Sabbath for the Single Rev

When I threw my coins in the Trevi Fountain in Rome in February 2009, I never imagined the first wish  would come true. For years, Romans and visitors to Rome alike have tossed coins into the great fountain and made wishes. I turned my back to the fountain as is the custom and tossed in the first coin–the coin that is supposed to bring you back to Rome.

Rome greeted me like an old friendthat rainy 6a00d83534c8aa69e20133f587b264970b-320wi  February afternoon even though we had never met before. Like an old friend you can drink coffee with and feel instantly comfortable. Cobblestone streets that were well worn with history’s secrets rested under my feet and with each step I felt more at ease. St. Peter’s Basilica, which shone in the sun (once it came out) and forced everyone to stand in awe of its massive size ushered me into its holy space with the whispers of all the prayers of the saints who went before me. And of course, savory wine and bowls of pasta filled me up with flavors I never knew existed.


Perhaps it is my love affair with church history or my fourth grade infatuation with Roman civilization. Or maybe it was because I was traveling with people who love the same church-nerd things that I do. Probably a combination of all of the above. I was visiting Rome for a Global Baptist Peace Conference, a gathering of Baptists from around the world committed to a conversation about peace in all of our contexts. I managed to take a few more days vacation to just be in Rome. 

Nothing makes me feel more alive than traveling. More alive, more free and more in touch with the world. I hold the philosophy that I would rather save up to travel that spend money on almost anything else. I also hold the philosophy that I will travel alone. I am single and there are places I want to go. There are certain insights about life that only come when you are traveling alone anyway. You have hours to think. I relish hours upon hours of uninterrupted time for my brain to clear of church stuff and to just have the space…to think. Usually on trips like these I give myself permission to write and journal. Nothing else is popping into my brain and I have the time to reflect. 

But I’ve noticed a trend among my single rev friends. We often sacrifice our vacation time because we do not automatically have a traveling partner. I’m guilty of this sometimes too. I have watched as many friends say no to vacation time and sabbath. I am not even attempting to sugarcoat the idea of vacationing alone, but I also believe that if there is something you want to do- do it! We all need time away, whether that sabbath comes in the form of a vacation that’s been saved up for or just a few days out of the office.

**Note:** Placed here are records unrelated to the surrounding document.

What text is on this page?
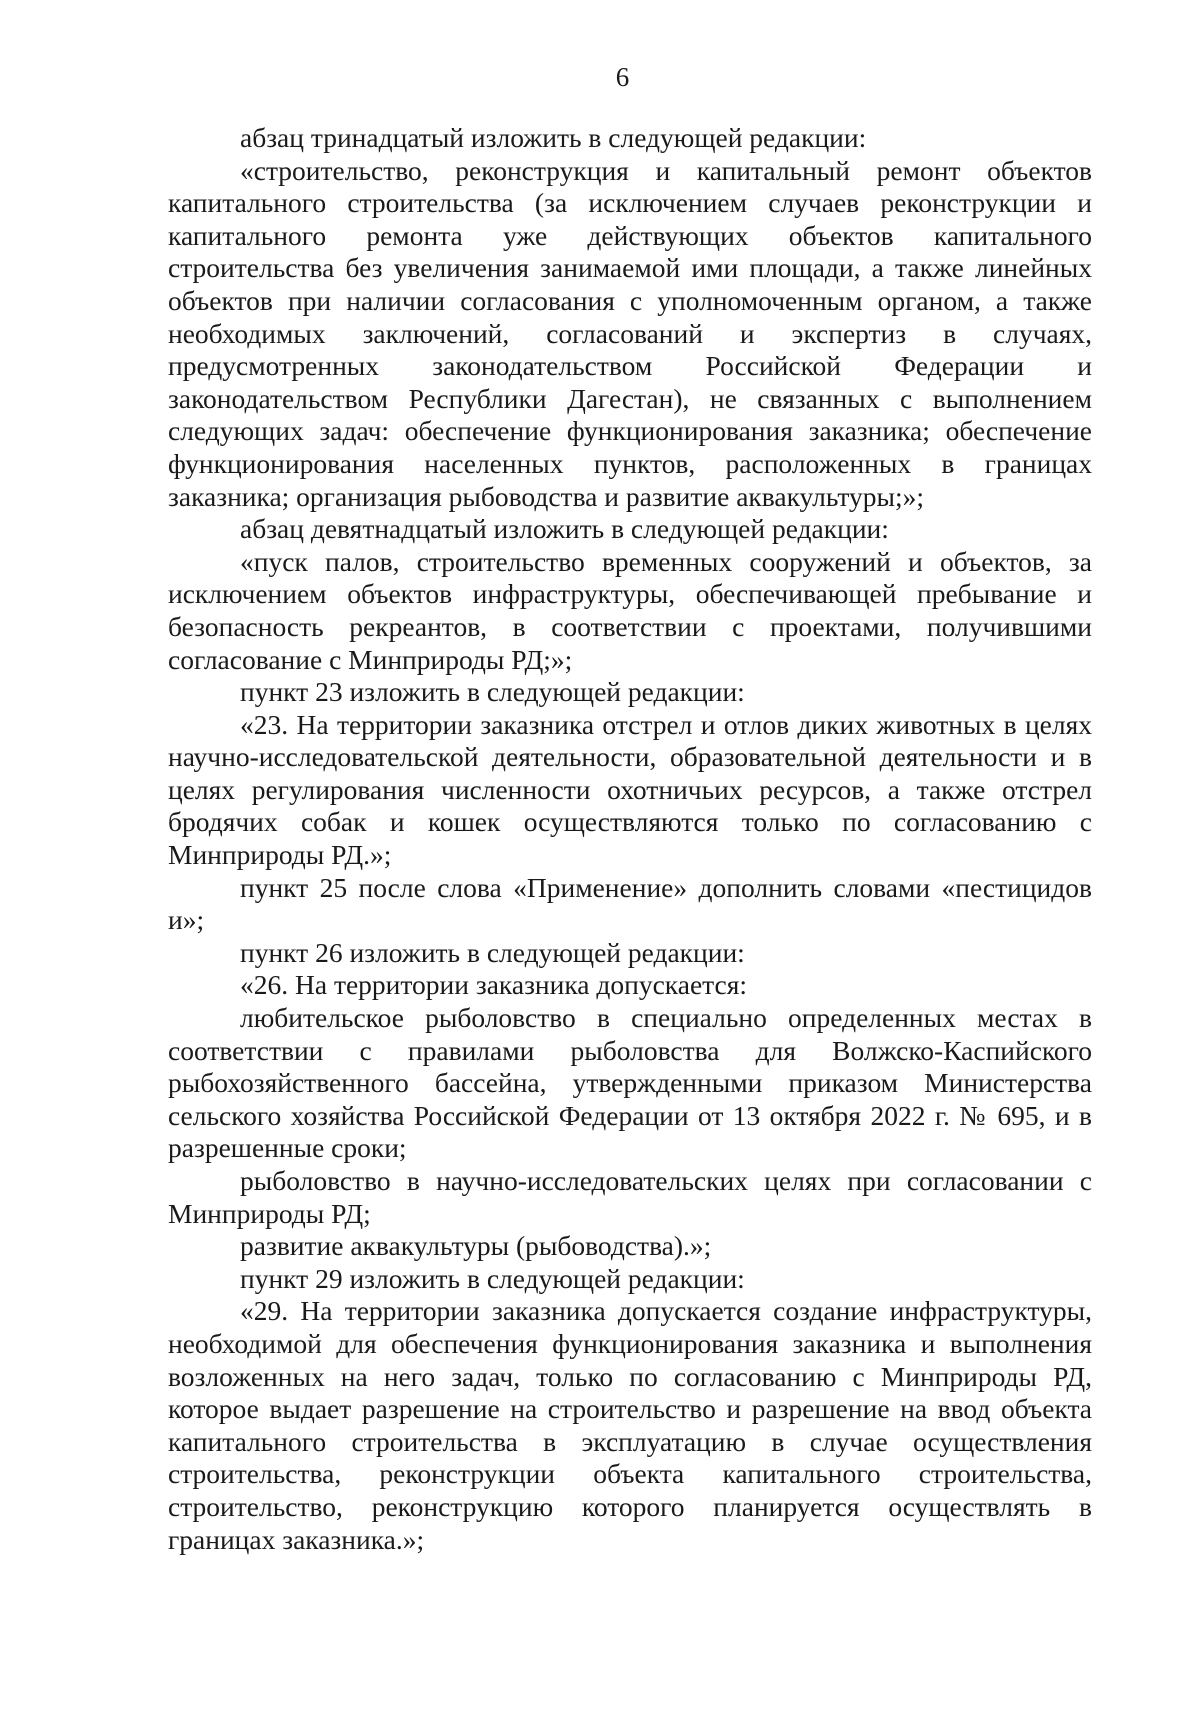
6

абзац тринадцатый изложить в следующей редакции:

«строительство, реконструкция и капитальный ремонт объектов капитального строительства (за исключением случаев реконструкции и капитального ремонта уже действующих объектов капитального строительства без увеличения занимаемой ими площади, а также линейных объектов при наличии согласования с уполномоченным органом, а также необходимых заключений, согласований и экспертиз в случаях, предусмотренных законодательством Российской Федерации и законодательством Республики Дагестан), не связанных с выполнением следующих задач: обеспечение функционирования заказника; обеспечение функционирования населенных пунктов, расположенных в границах заказника; организация рыбоводства и развитие аквакультуры;»;

абзац девятнадцатый изложить в следующей редакции:

«пуск палов, строительство временных сооружений и объектов, за исключением объектов инфраструктуры, обеспечивающей пребывание и безопасность рекреантов, в соответствии с проектами, получившими согласование с Минприроды РД;»;

пункт 23 изложить в следующей редакции:

«23. На территории заказника отстрел и отлов диких животных в целях научно-исследовательской деятельности, образовательной деятельности и в целях регулирования численности охотничьих ресурсов, а также отстрел бродячих собак и кошек осуществляются только по согласованию с Минприроды РД.»;

пункт 25 после слова «Применение» дополнить словами «пестицидов и»;

пункт 26 изложить в следующей редакции:

«26. На территории заказника допускается:

любительское рыболовство в специально определенных местах в соответствии с правилами рыболовства для Волжско-Каспийского рыбохозяйственного бассейна, утвержденными приказом Министерства сельского хозяйства Российской Федерации от 13 октября 2022 г. № 695, и в разрешенные сроки;

рыболовство в научно-исследовательских целях при согласовании с Минприроды РД;

развитие аквакультуры (рыбоводства).»;

пункт 29 изложить в следующей редакции:

«29. На территории заказника допускается создание инфраструктуры, необходимой для обеспечения функционирования заказника и выполнения возложенных на него задач, только по согласованию с Минприроды РД, которое выдает разрешение на строительство и разрешение на ввод объекта капитального строительства в эксплуатацию в случае осуществления строительства, реконструкции объекта капитального строительства, строительство, реконструкцию которого планируется осуществлять в границах заказника.»;
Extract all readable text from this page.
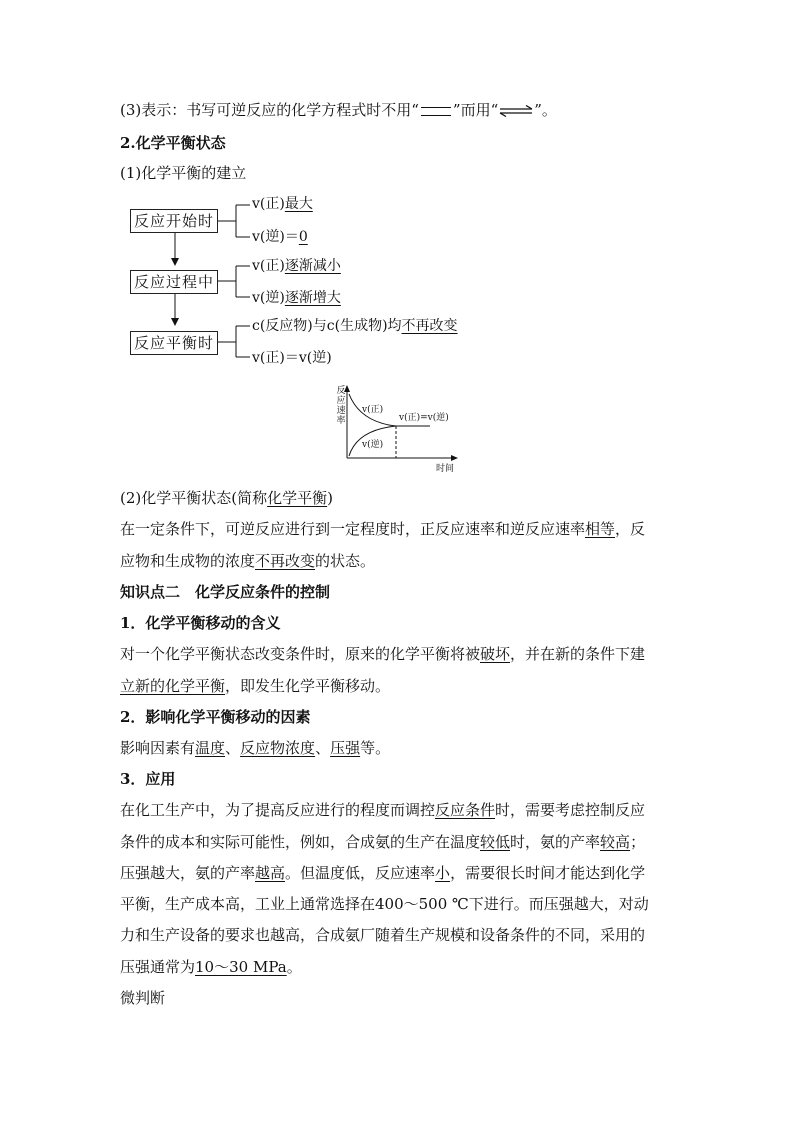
(3)表示：书写可逆反应的化学方程式时不用“ ”而用“⇌”。
2.化学平衡状态
(1)化学平衡的建立
反应开始时
反应过程中
反应平衡时
v(正)最大
v(逆)＝0
v(正)逐渐减小
v(逆)逐渐增大
c(反应物)与c(生成物)均不再改变
v(正)＝v(逆)
反
应
速
率
v(正)
v(逆)
v(正)=v(逆)
时间
(2)化学平衡状态(简称化学平衡)
在一定条件下，可逆反应进行到一定程度时，正反应速率和逆反应速率相等，反
应物和生成物的浓度不再改变的状态。
知识点二　化学反应条件的控制
1．化学平衡移动的含义
对一个化学平衡状态改变条件时，原来的化学平衡将被破坏，并在新的条件下建
立新的化学平衡，即发生化学平衡移动。
2．影响化学平衡移动的因素
影响因素有温度、反应物浓度、压强等。
3．应用
在化工生产中，为了提高反应进行的程度而调控反应条件时，需要考虑控制反应
条件的成本和实际可能性，例如，合成氨的生产在温度较低时，氨的产率较高；
压强越大，氨的产率越高。但温度低，反应速率小，需要很长时间才能达到化学
平衡，生产成本高，工业上通常选择在400～500 ℃下进行。而压强越大，对动
力和生产设备的要求也越高，合成氨厂随着生产规模和设备条件的不同，采用的
压强通常为10～30 MPa。
微判断
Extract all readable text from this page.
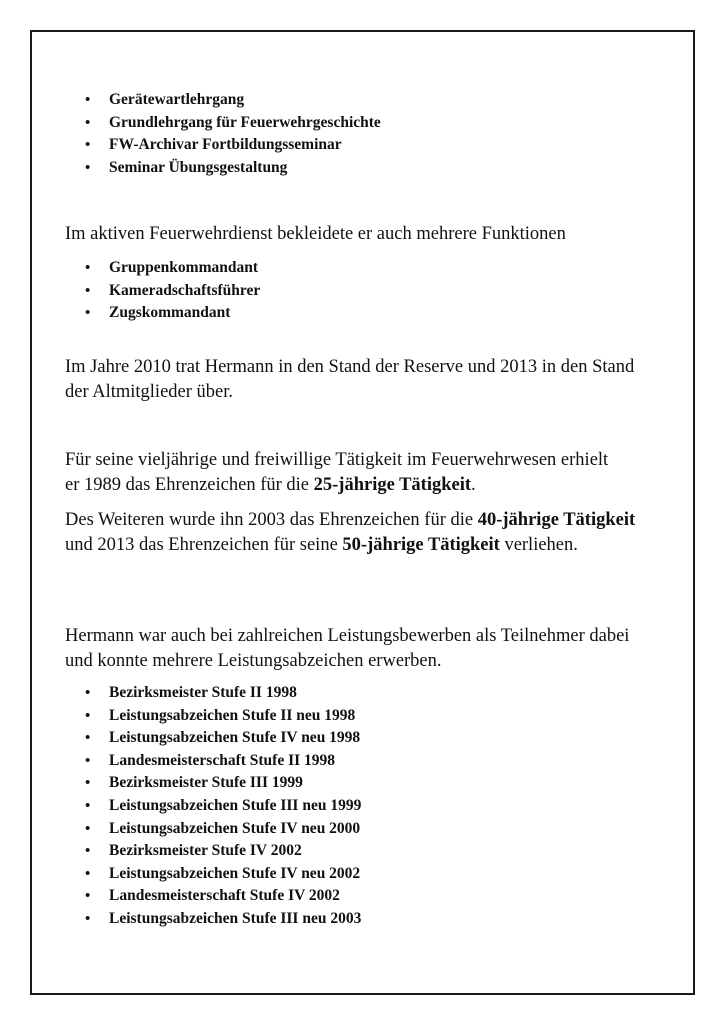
• Gerätewartlehrgang
• Grundlehrgang für Feuerwehrgeschichte
• FW-Archivar Fortbildungsseminar
• Seminar Übungsgestaltung

Im aktiven Feuerwehrdienst bekleidete er auch mehrere Funktionen

• Gruppenkommandant
• Kameradschaftsführer
• Zugskommandant

Im Jahre 2010 trat Hermann in den Stand der Reserve und 2013 in den Stand der Altmitglieder über.

Für seine vieljährige und freiwillige Tätigkeit im Feuerwehrwesen erhielt er 1989 das Ehrenzeichen für die 25-jährige Tätigkeit.

Des Weiteren wurde ihn 2003 das Ehrenzeichen für die 40-jährige Tätigkeit und 2013 das Ehrenzeichen für seine 50-jährige Tätigkeit verliehen.

Hermann war auch bei zahlreichen Leistungsbewerben als Teilnehmer dabei und konnte mehrere Leistungsabzeichen erwerben.

• Bezirksmeister Stufe II 1998
• Leistungsabzeichen Stufe II neu 1998
• Leistungsabzeichen Stufe IV neu 1998
• Landesmeisterschaft Stufe II 1998
• Bezirksmeister Stufe III 1999
• Leistungsabzeichen Stufe III neu 1999
• Leistungsabzeichen Stufe IV neu 2000
• Bezirksmeister Stufe IV 2002
• Leistungsabzeichen Stufe IV neu 2002
• Landesmeisterschaft Stufe IV 2002
• Leistungsabzeichen Stufe III neu 2003
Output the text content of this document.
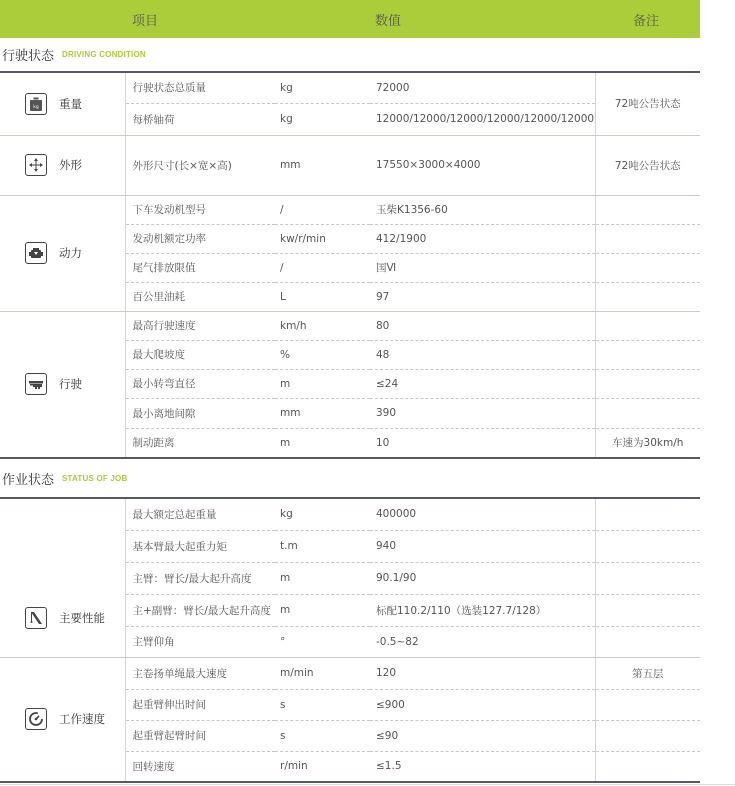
项目	数值	备注
行驶状态 DRIVING CONDITION
kg 重量	行驶状态总质量	kg	72000	72吨公告状态
	每桥轴荷	kg	12000/12000/12000/12000/12000/12000	

外形	外形尺寸(长×宽×高)	mm	17550×3000×4000	72吨公告状态

动力	下车发动机型号	/	玉柴K1356-60	
	发动机额定功率	kw/r/min	412/1900	
	尾气排放限值	/	国Ⅵ	
	百公里油耗	L	97	

行驶	最高行驶速度	km/h	80	
	最大爬坡度	%	48	
	最小转弯直径	m	≤24	
	最小离地间隙	mm	390	
	制动距离	m	10	车速为30km/h
作业状态 STATUS OF JOB
主要性能	最大额定总起重量	kg	400000	
	基本臂最大起重力矩	t.m	940	
	主臂：臂长/最大起升高度	m	90.1/90	
	主+副臂：臂长/最大起升高度	m	标配110.2/110（选装127.7/128）	
	主臂仰角	°	-0.5~82	

工作速度	主卷扬单绳最大速度	m/min	120	第五层
	起重臂伸出时间	s	≤900	
	起重臂起臂时间	s	≤90	
	回转速度	r/min	≤1.5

We need it because we must have time away to remind ourselves of who we are. When I first started at my church, my senior pastor said to me, “You have to make time for yourself. No one else will remind you and no one else will make you do it.” She was right and those words have helped me make choices about sabbath.  

I guess that first coin worked because as you read this, I’m in Rome for the second time traipsing around those familiar city streets once again with two dear friends. We threw out this crazy vacation idea in the summer and made all our schedules work. We got creative with frequent flier miles, hotel points and Baptist connections. Those things helped make this trip a possibility.  

My soul craves travel and new experiences and Rome once again offers sabbath to me. Here’s hoping we all relish our vacation time and reflect deeply. 

2 replies
  1. Susan Sevier
    Susan Sevier says:

    You know I agree…solitary travel is one of the most transformative times available to us in a busy world…and I highly recommend it even to those who are not single! Life is a gift meant to be lived, not spent waiting, and there are places to see!

  2. Sarah - from the UK
    Sarah - from the UK says:

    I too love travel and in many ways, it is what I live for. I have found though that I increasingly struggle with travelling completely solo. At one time, no problem, but feel that particularly as I spend a lot of time on my own, I need my sabbath time to be a source of nurturing community too.